- Date: 6–12 December
- Edition: 2nd
- Draw: 32S / 16D
- Surface: Hard (Indoor)
- Location: Forlì, Italy

Champions

Singles
- Pavel Kotov

Doubles
- Alexander Erler / Lucas Miedler
| Città di Forlì |

= 2021 Città di Forlì III =

The 2021 Città di Forlì III was a professional tennis tournament played on hard courts. It was the second edition of the tournament which was part of the 2021 ATP Challenger Tour. It took place in Forlì, Italy between 6 and 12 December 2021.
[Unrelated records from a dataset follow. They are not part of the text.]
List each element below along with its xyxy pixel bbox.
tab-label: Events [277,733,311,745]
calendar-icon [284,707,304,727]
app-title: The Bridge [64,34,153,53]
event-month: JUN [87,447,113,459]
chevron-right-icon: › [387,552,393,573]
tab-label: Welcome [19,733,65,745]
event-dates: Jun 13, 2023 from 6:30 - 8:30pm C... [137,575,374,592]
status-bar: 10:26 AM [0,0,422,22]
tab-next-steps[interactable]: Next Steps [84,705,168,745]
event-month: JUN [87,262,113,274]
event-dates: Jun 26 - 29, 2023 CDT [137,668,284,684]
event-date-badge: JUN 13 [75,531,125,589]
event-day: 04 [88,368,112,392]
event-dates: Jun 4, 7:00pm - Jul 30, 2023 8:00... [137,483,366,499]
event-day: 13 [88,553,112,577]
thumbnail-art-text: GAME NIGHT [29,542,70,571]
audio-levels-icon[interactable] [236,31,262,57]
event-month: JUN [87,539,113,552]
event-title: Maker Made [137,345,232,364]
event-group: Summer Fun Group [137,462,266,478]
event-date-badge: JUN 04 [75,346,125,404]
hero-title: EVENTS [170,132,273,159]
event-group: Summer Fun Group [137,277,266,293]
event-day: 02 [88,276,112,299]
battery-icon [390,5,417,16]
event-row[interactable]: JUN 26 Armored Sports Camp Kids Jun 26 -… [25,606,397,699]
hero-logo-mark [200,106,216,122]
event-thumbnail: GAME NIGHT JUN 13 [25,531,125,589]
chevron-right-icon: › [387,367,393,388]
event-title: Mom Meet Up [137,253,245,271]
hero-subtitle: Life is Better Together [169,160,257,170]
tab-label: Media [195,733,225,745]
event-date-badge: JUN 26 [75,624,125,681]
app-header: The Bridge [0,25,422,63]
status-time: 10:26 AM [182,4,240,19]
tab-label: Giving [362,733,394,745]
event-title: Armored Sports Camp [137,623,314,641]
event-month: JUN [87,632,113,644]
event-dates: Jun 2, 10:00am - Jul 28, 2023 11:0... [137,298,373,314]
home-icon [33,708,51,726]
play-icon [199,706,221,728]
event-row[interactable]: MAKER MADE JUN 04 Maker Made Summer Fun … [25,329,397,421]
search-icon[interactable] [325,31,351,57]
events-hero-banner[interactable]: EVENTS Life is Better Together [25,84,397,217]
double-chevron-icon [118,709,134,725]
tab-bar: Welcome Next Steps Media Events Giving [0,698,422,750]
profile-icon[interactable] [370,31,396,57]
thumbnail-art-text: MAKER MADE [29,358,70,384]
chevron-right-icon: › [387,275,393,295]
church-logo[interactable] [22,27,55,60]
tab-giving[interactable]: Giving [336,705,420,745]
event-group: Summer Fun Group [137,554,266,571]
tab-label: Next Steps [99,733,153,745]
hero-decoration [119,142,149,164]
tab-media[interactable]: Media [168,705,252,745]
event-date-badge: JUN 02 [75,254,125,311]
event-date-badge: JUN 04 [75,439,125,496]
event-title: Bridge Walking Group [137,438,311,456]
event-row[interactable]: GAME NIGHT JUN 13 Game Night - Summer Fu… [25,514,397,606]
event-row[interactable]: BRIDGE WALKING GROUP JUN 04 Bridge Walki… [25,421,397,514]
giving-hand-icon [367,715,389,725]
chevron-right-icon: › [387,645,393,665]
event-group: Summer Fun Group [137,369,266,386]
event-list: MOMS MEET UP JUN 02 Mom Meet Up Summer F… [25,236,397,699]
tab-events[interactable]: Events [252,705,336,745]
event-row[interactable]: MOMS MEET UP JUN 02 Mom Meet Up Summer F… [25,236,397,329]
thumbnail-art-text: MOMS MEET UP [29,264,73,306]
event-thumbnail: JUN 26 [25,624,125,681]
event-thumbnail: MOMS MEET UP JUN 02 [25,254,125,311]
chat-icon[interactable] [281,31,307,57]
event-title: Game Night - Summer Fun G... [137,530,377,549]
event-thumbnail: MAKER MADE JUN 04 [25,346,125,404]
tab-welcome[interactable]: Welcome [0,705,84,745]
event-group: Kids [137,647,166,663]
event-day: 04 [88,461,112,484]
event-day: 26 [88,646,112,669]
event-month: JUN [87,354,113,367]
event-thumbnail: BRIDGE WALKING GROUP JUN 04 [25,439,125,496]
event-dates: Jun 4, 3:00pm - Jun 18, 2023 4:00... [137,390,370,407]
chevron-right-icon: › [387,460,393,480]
==Singles main-draw entrants==
===Seeds===

| Country | Player | Rank^{1} | Seed |
|---|---|---|---|
| USA | Maxime Cressy | 122 | 1 |
| ITA | Federico Gaio | 153 | 2 |
| ITA | Salvatore Caruso | 157 | 3 |
| BEL | Zizou Bergs | 185 | 4 |
| BIH | Mirza Bašić | 231 | 5 |
| UKR | Vitaliy Sachko | 260 | 6 |
| ITA | Andrea Vavassori | 262 | 7 |
| ITA | Andrea Arnaboldi | 266 | 8 |

- ^{1} Rankings as of 29 November 2021.

===Other entrants===
The following players received wildcards into the singles main draw:
- ITA Matteo Gigante
- ITA Luca Nardi
- CZE Lukáš Rosol

The following players received entry into the singles main draw using protected rankings:
- ITA Filippo Baldi
- GER Julian Lenz

The following player received entry into the singles main draw as an alternate:
- MON Valentin Vacherot

The following players received entry from the qualifying draw:
- ITA Daniele Capecchi
- RUS Savriyan Danilov
- ITA Luca Potenza
- USA Keegan Smith

==Champions==
===Singles===

- RUS Pavel Kotov def. ITA Andrea Arnaboldi 6–4, 6–3.

===Doubles===

- AUT Alexander Erler / AUT Lucas Miedler def. ITA Marco Bortolotti / ESP Sergio Martos Gornés 6–4, 6–2.